The effects of exposure of the drug-carrier coated PTFE stent was determined by examining the tissue response of chick chorio-allantoic membranes in chick eggs. Similar work was carried out by Valdes et al. (2002) to determine the tissue response of CAM against different dental implant materials. In their study, epoxy resins showed a mild response with minimal alteration of tissue elements and metal implant showed a mild response of some loss of ectoderm and increased fibrous depositions under the membrane. In contradiction to this result, we obtained no visible signs of tissue reactions on the CAM even after incubating for a period of 7 days. Qualitative test was done using diffusion method which was accepted to be a genuine antimicrobial susceptibility test (Zuridah et al., 2008). In the qualitative tests done by Matl et al. (2008) using gentamicin coatings on PTFE grafts, no inhibition zones were obtained against S. aureus lawns. In contrast, this study confirmed the inhibition of colony formation by S. epidermidis and P. aeruginosa over the MHA plates under effect of the synergistic antibiotic combination (Ofloxacin and Ornidazole). Gollwitzer et al. (2003) carried out quantitative test involving bacterial adhesion in which the combination of PDLLA with either gentamicin or teicoplanin or both antibiotics on the implant together was indicative of reducing viable counts to almost undetectable levels (p<0.05). We have used a combination of Ofloxacin and Ornidazole that has a proven synergistic effect which when coated onto PTFE stents along with DLLA showed a reduction in viable counts that was comparable to the former experiment.

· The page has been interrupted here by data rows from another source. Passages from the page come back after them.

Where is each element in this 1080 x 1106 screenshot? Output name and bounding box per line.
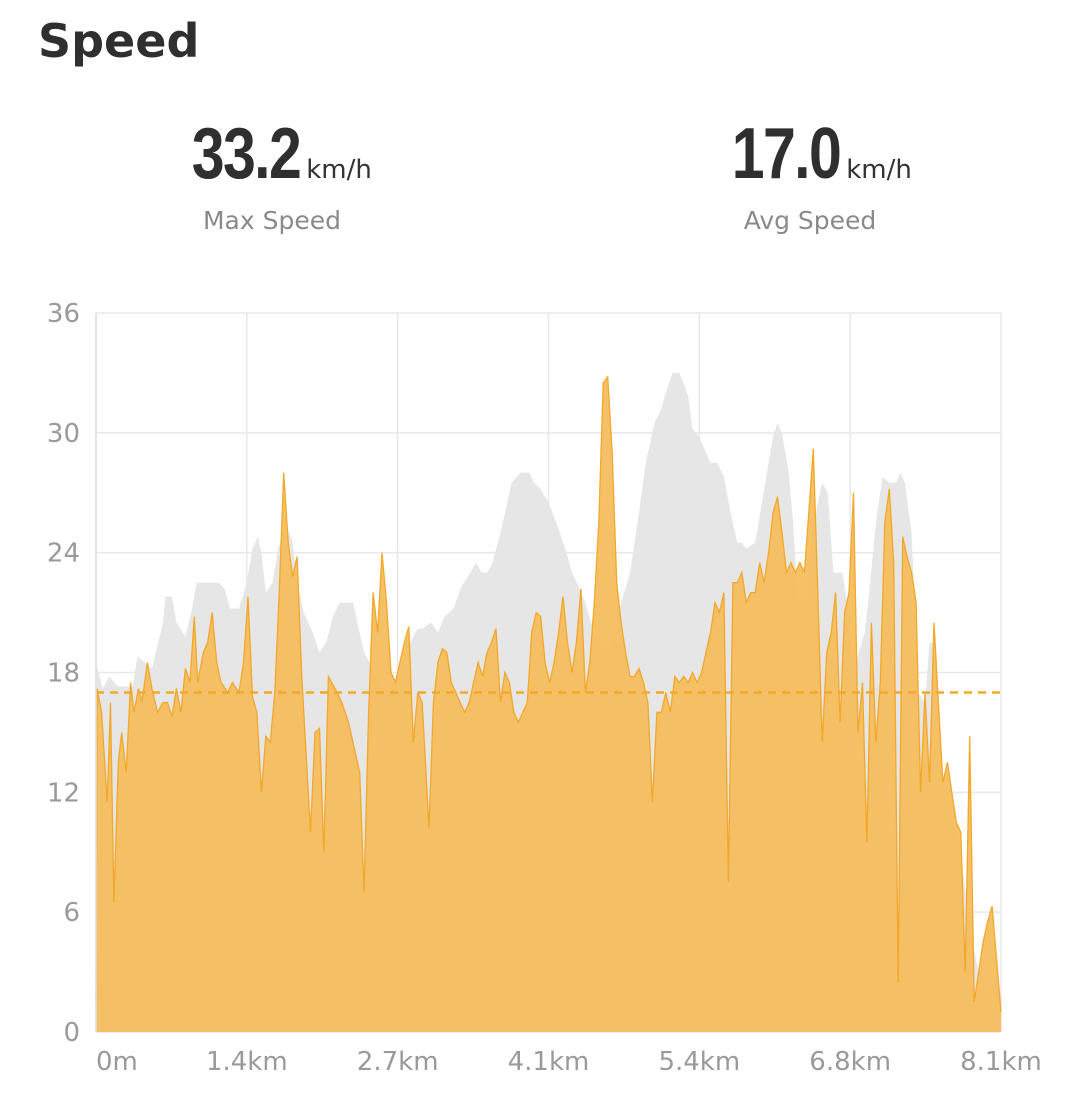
y-tick-label: 36 [47, 299, 80, 329]
x-tick-label: 1.4km [206, 1047, 288, 1077]
avg-speed-stat: 17.0 km/h Avg Speed [540, 118, 1080, 235]
speed-area [96, 376, 1001, 1032]
y-tick-label: 12 [47, 778, 80, 808]
y-tick-label: 30 [47, 419, 80, 449]
x-tick-label: 8.1km [960, 1047, 1042, 1077]
x-tick-label: 2.7km [357, 1047, 439, 1077]
avg-speed-value: 17.0 [731, 114, 842, 194]
max-speed-stat: 33.2 km/h Max Speed [0, 118, 540, 235]
avg-speed-unit: km/h [846, 155, 912, 185]
x-tick-label: 4.1km [508, 1047, 590, 1077]
x-tick-label: 0m [96, 1047, 138, 1077]
x-tick-label: 5.4km [658, 1047, 740, 1077]
x-tick-label: 6.8km [809, 1047, 891, 1077]
max-speed-unit: km/h [306, 155, 372, 185]
y-tick-label: 6 [63, 898, 80, 928]
y-tick-label: 0 [63, 1018, 80, 1048]
speed-chart: 0 6 12 18 24 30 36 0m 1.4km 2.7km 4.1km 5.4km 6.8km 8… [47, 299, 1042, 1077]
avg-speed-label: Avg Speed [743, 206, 877, 235]
y-tick-label: 24 [47, 539, 80, 569]
page-title: Speed [38, 14, 200, 68]
y-tick-label: 18 [47, 659, 80, 689]
speed-line [95, 375, 1002, 1013]
max-speed-value: 33.2 [191, 114, 302, 194]
max-speed-label: Max Speed [202, 206, 341, 235]
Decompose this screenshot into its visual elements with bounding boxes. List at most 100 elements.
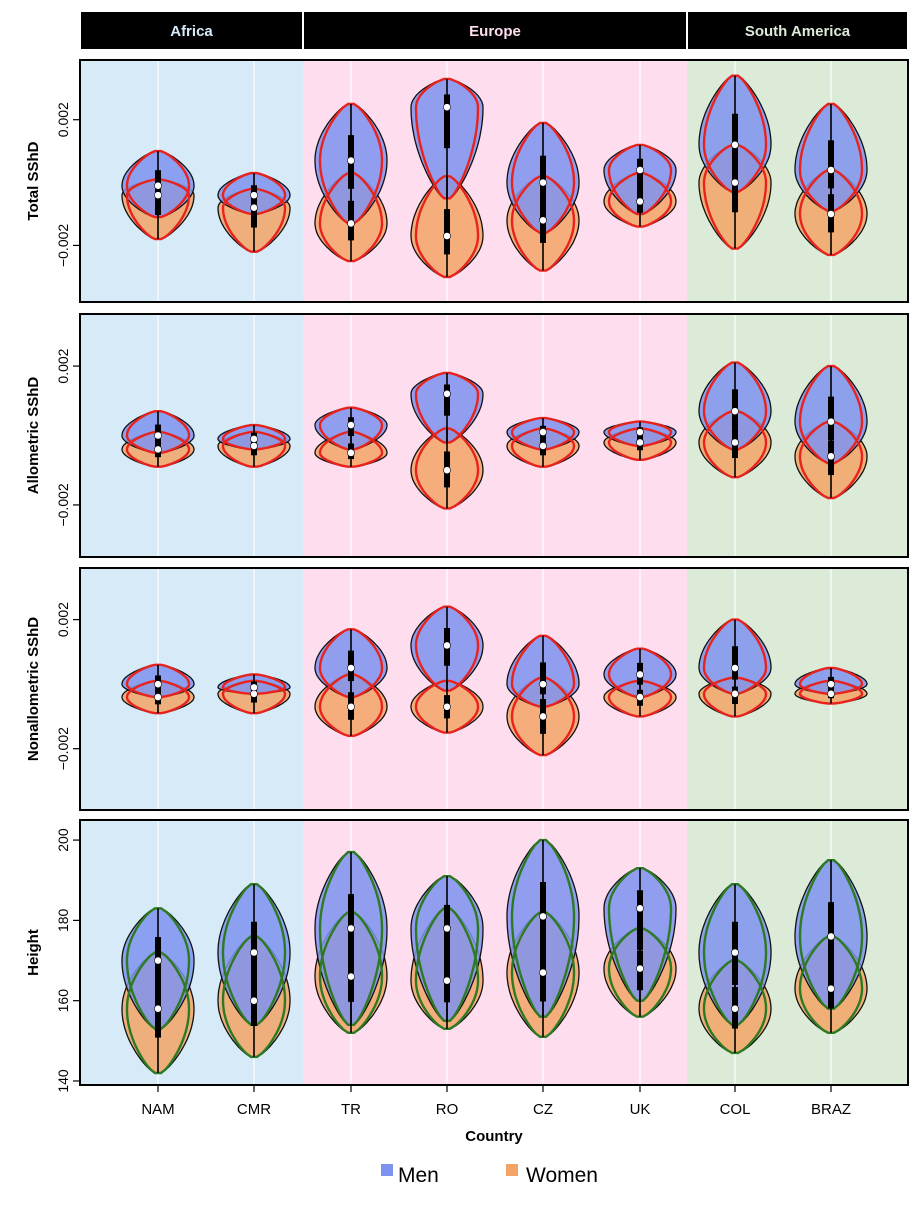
women-median-tr — [347, 219, 355, 228]
women-median-uk — [636, 964, 644, 973]
women-median-nam — [154, 693, 162, 701]
men-median-col — [731, 948, 739, 957]
x-axis-title: Country — [465, 1128, 523, 1145]
men-median-tr — [347, 156, 355, 165]
women-outline-cmr — [221, 679, 287, 715]
men-median-col — [731, 664, 739, 672]
men-outline-uk — [607, 143, 673, 216]
men-outline-braz — [798, 859, 864, 1010]
men-outline-col — [702, 883, 768, 1026]
panel-frame — [79, 59, 909, 303]
y-tick-label: −0.002 — [55, 483, 71, 526]
women-median-cz — [539, 216, 547, 225]
women-median-cmr — [250, 996, 258, 1005]
men-box-cz — [540, 662, 546, 695]
women-median-ro — [443, 976, 451, 985]
men-median-uk — [636, 166, 644, 174]
men-box-ro — [444, 384, 450, 416]
region-header-bar — [688, 12, 907, 49]
men-outline-braz — [798, 102, 864, 213]
men-outline-tr — [318, 102, 384, 225]
legend-label-women: Women — [526, 1164, 598, 1187]
men-box-uk — [637, 158, 643, 190]
men-outline-tr — [318, 628, 384, 699]
men-outline-ro — [414, 371, 480, 444]
y-tick-label: −0.002 — [55, 727, 71, 770]
women-median-tr — [347, 972, 355, 981]
men-median-col — [731, 140, 739, 149]
women-median-col — [731, 1004, 739, 1013]
x-tick-label: TR — [341, 1101, 361, 1118]
men-outline-cz — [510, 416, 576, 451]
region-header-label: Europe — [469, 23, 521, 40]
men-outline-nam — [125, 663, 191, 699]
women-median-col — [731, 178, 739, 187]
men-outline-braz — [798, 666, 864, 695]
region-header-label: South America — [745, 23, 851, 40]
men-median-ro — [443, 389, 451, 398]
men-outline-uk — [607, 867, 673, 1002]
panel-frame — [79, 567, 909, 811]
men-outline-nam — [125, 149, 191, 219]
y-tick-label: 160 — [55, 989, 71, 1013]
men-outline-cz — [510, 634, 576, 708]
women-median-nam — [154, 445, 162, 454]
women-median-ro — [443, 702, 451, 711]
women-outline-ro — [414, 427, 480, 510]
women-median-uk — [636, 197, 644, 206]
women-median-col — [731, 689, 739, 698]
men-outline-ro — [414, 77, 480, 200]
women-median-cmr — [250, 689, 258, 698]
x-tick-label: UK — [630, 1101, 651, 1118]
men-median-braz — [827, 417, 835, 426]
men-outline-braz — [798, 364, 864, 465]
men-median-ro — [443, 641, 451, 650]
women-median-ro — [443, 232, 451, 240]
men-outline-uk — [607, 647, 673, 699]
men-median-braz — [827, 166, 835, 174]
men-median-tr — [347, 924, 355, 933]
men-median-cmr — [250, 683, 258, 692]
men-outline-cz — [510, 121, 576, 235]
panel-frame — [79, 313, 909, 558]
men-outline-ro — [414, 875, 480, 1022]
y-tick-label: −0.002 — [55, 224, 71, 267]
men-median-nam — [154, 431, 162, 440]
men-median-ro — [443, 924, 451, 933]
women-median-nam — [154, 1004, 162, 1013]
men-box-uk — [637, 890, 643, 950]
men-outline-uk — [607, 420, 673, 448]
men-box-tr — [348, 894, 354, 972]
legend-swatch-women — [506, 1164, 518, 1176]
women-median-braz — [827, 452, 835, 461]
men-median-cmr — [250, 191, 258, 200]
x-tick-label: NAM — [141, 1101, 174, 1118]
y-tick-label: 0.002 — [55, 602, 71, 637]
women-outline-ro — [414, 679, 480, 734]
men-median-cmr — [250, 948, 258, 957]
women-median-cz — [539, 968, 547, 977]
men-median-col — [731, 407, 739, 416]
men-median-cz — [539, 178, 547, 187]
men-box-col — [732, 113, 738, 167]
women-median-braz — [827, 210, 835, 218]
men-median-ro — [443, 103, 451, 112]
men-box-col — [732, 646, 738, 680]
men-outline-cz — [510, 838, 576, 1018]
men-outline-col — [702, 74, 768, 194]
men-outline-tr — [318, 406, 384, 451]
legend-label-men: Men — [398, 1164, 439, 1187]
women-box-ro — [444, 209, 450, 255]
men-median-cz — [539, 912, 547, 921]
y-tick-label: 0.002 — [55, 348, 71, 383]
men-outline-cmr — [221, 171, 287, 216]
y-tick-label: 200 — [55, 828, 71, 852]
x-tick-label: BRAZ — [811, 1101, 851, 1118]
men-median-uk — [636, 428, 644, 436]
women-outline-ro — [414, 175, 480, 279]
men-median-braz — [827, 932, 835, 941]
legend-swatch-men — [381, 1164, 393, 1176]
women-median-col — [731, 438, 739, 447]
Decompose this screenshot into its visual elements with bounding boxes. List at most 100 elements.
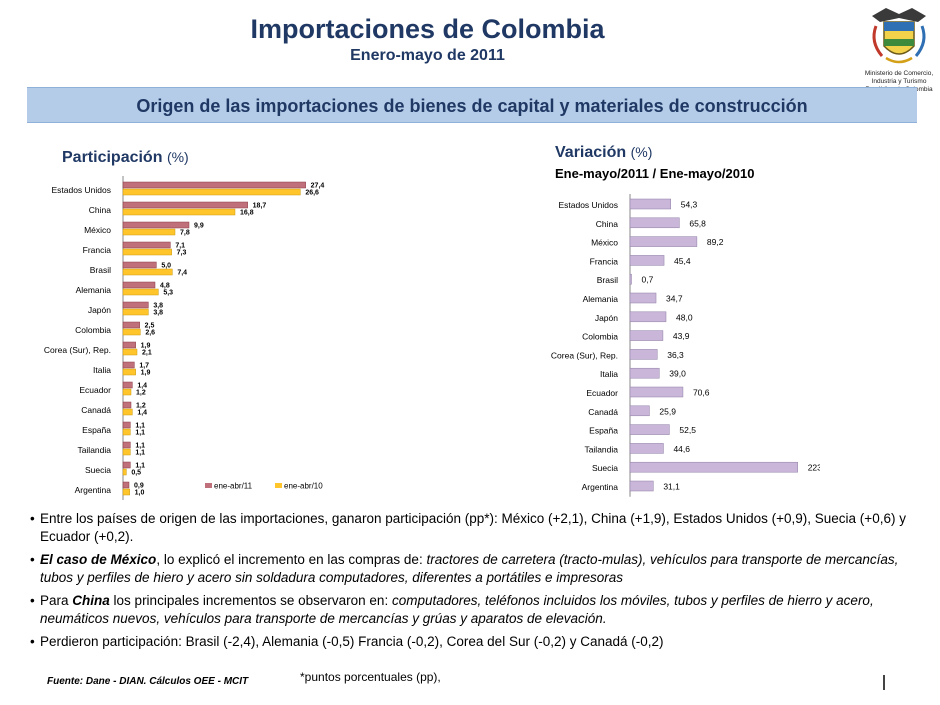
participacion-bar-chart: Estados Unidos 27,426,6 China 18,716,8 Méxic… (44, 176, 325, 500)
value-label-argentina-ene-abr-11: 0,9 (134, 483, 144, 490)
footnote: *puntos porcentuales (pp), (300, 670, 441, 684)
value-label-suecia: 223,6 (808, 463, 820, 473)
finding-1: Entre los países de origen de las import… (30, 510, 920, 545)
bar-tailandia (629, 443, 664, 454)
category-label-alemania: Alemania (583, 294, 619, 304)
bar-corea-sur-rep (629, 349, 658, 360)
value-label-ecuador-ene-abr-10: 1,2 (136, 390, 146, 397)
value-label-japon-ene-abr-11: 3,8 (153, 303, 163, 310)
bar-estados-unidos-ene-abr-10 (122, 188, 301, 196)
value-label-espana: 52,5 (679, 425, 696, 435)
page-title: Importaciones de Colombia (250, 14, 605, 44)
bar-japon (629, 311, 667, 323)
value-label-mexico-ene-abr-11: 9,9 (194, 223, 204, 230)
bar-alemania-ene-abr-10 (122, 288, 159, 296)
value-label-brasil: 0,7 (642, 275, 654, 285)
value-label-canada: 25,9 (659, 406, 676, 416)
page-subtitle: Enero-mayo de 2011 (350, 47, 505, 64)
value-label-canada-ene-abr-10: 1,4 (137, 410, 147, 417)
value-label-brasil-ene-abr-10: 7,4 (177, 270, 187, 277)
bar-canada-ene-abr-10 (122, 408, 133, 416)
banner-text: Origen de las importaciones de bienes de… (136, 96, 808, 116)
bar-italia-ene-abr-10 (122, 368, 136, 376)
bar-china-ene-abr-10 (122, 208, 236, 216)
value-label-corea-sur-rep-ene-abr-10: 2,1 (142, 350, 152, 357)
finding-2: El caso de México, lo explicó el increme… (30, 551, 920, 586)
category-label-china: China (89, 205, 111, 215)
category-label-estados-unidos: Estados Unidos (558, 200, 618, 210)
category-label-suecia: Suecia (592, 463, 618, 473)
category-label-mexico: México (84, 225, 111, 235)
category-label-alemania: Alemania (76, 285, 112, 295)
category-label-brasil: Brasil (90, 265, 111, 275)
variacion-unit: (%) (630, 144, 653, 160)
value-label-ecuador: 70,6 (693, 388, 710, 398)
bar-argentina-ene-abr-10 (122, 488, 130, 496)
value-label-colombia-ene-abr-11: 2,5 (145, 323, 155, 330)
bar-canada (629, 405, 650, 417)
category-label-argentina: Argentina (582, 482, 619, 492)
value-label-brasil-ene-abr-11: 5,0 (161, 263, 171, 270)
finding-3-italic: computadores, teléfonos incluidos los mó… (40, 593, 874, 626)
finding-3-pre: Para (40, 593, 73, 608)
value-label-argentina: 31,1 (663, 482, 680, 492)
bar-tailandia-ene-abr-10 (122, 448, 131, 456)
value-label-japon: 48,0 (676, 312, 693, 322)
finding-3-bold: China (72, 593, 110, 608)
bar-argentina (629, 480, 654, 492)
bar-brasil-ene-abr-10 (122, 268, 173, 276)
category-label-espana: España (589, 426, 618, 436)
category-label-brasil: Brasil (597, 275, 618, 285)
bar-colombia-ene-abr-10 (122, 328, 141, 336)
value-label-estados-unidos: 54,3 (681, 200, 698, 210)
category-label-colombia: Colombia (75, 325, 111, 335)
bar-brasil (629, 273, 632, 285)
value-label-estados-unidos-ene-abr-10: 26,6 (305, 190, 319, 197)
category-label-francia: Francia (590, 256, 619, 266)
bar-brasil-ene-abr-11 (122, 261, 157, 269)
category-label-italia: Italia (600, 369, 618, 379)
value-label-corea-sur-rep: 36,3 (667, 350, 684, 360)
bar-ecuador-ene-abr-10 (122, 388, 132, 396)
bar-mexico (629, 236, 698, 247)
value-label-alemania: 34,7 (666, 294, 683, 304)
category-label-japon: Japón (595, 313, 618, 323)
category-label-estados-unidos: Estados Unidos (51, 185, 111, 195)
bar-china (629, 217, 680, 229)
page-marker (883, 675, 885, 690)
category-label-ecuador: Ecuador (79, 385, 111, 395)
bar-francia (629, 255, 665, 266)
participacion-unit: (%) (166, 149, 189, 165)
variacion-subtitle: Ene-mayo/2011 / Ene-mayo/2010 (555, 166, 755, 181)
value-label-francia-ene-abr-11: 7,1 (175, 243, 185, 250)
legend-swatch-ene-abr-11 (205, 483, 212, 488)
value-label-espana-ene-abr-10: 1,1 (135, 430, 145, 437)
bar-tailandia-ene-abr-11 (122, 441, 131, 449)
participacion-title: Participación (%) (62, 149, 189, 167)
legend-label-ene-abr-10: ene-abr/10 (284, 482, 323, 491)
legend-label-ene-abr-11: ene-abr/11 (214, 482, 253, 491)
bar-estados-unidos-ene-abr-11 (122, 181, 306, 189)
value-label-alemania-ene-abr-10: 5,3 (163, 290, 173, 297)
bar-ecuador (629, 386, 684, 398)
bar-suecia (629, 461, 798, 473)
bar-corea-sur-rep-ene-abr-10 (122, 348, 138, 356)
value-label-suecia-ene-abr-11: 1,1 (135, 463, 145, 470)
bar-italia (629, 367, 660, 379)
value-label-estados-unidos-ene-abr-11: 27,4 (311, 183, 325, 190)
bar-francia-ene-abr-11 (122, 241, 171, 249)
bar-mexico-ene-abr-11 (122, 221, 190, 229)
bar-china-ene-abr-11 (122, 201, 248, 209)
value-label-japon-ene-abr-10: 3,8 (153, 310, 163, 317)
value-label-ecuador-ene-abr-11: 1,4 (137, 383, 147, 390)
category-label-ecuador: Ecuador (586, 388, 618, 398)
participacion-title-text: Participación (62, 149, 163, 166)
category-label-japon: Japón (88, 305, 111, 315)
value-label-italia-ene-abr-10: 1,9 (141, 370, 151, 377)
category-label-corea-sur-rep: Corea (Sur), Rep. (44, 345, 111, 355)
value-label-mexico-ene-abr-10: 7,8 (180, 230, 190, 237)
category-label-italia: Italia (93, 365, 111, 375)
finding-3: Para China los principales incrementos s… (30, 592, 920, 627)
finding-4: Perdieron participación: Brasil (-2,4), … (30, 633, 920, 651)
bar-estados-unidos (629, 198, 671, 210)
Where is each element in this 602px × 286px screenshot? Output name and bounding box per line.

The persistence of anti-infective agents on the stent has been proved by means of in vitro challenge test in present study. We have obtained results in support to the work of Elayarajah et al. (2011) in which a synergistic combination of norfloxacin-metronidazole was used along with the drug carrier tocopherol acetate. No colonization was observed as per their study even after two challenge doses of S. epidermidis and E. coli. Hence, in the present study, an effective way to prevent coronary vascular stent-associated infection is suggested by the use of a combination of Ofloxacin-Ornidazole with DLLA.

CONCLUSION

In the present study, the coating of PTFE stents with a synergistic combination of Ofloxacin and Ornidazole with the drug carrier DLLA is demonstrated in order to establish a local sustained release of anti-infective agents thereby preventing infection and also to decrease antimicrobial resistance. In our research, the drug-coated stents were shown to have prolonged antimicrobial activity and high efficacy to inhibit the colonization of coronary pathogens (Staphylococcus epidermidis, Pseudomonas aeruginosa). The drug carrier used here is highly biodegradable and safe since it does not cause any tissue reactions. In vivo confirmation of these findings could be an immensely great future perspective in the medical field where prevention of stent associated infection is a major concern.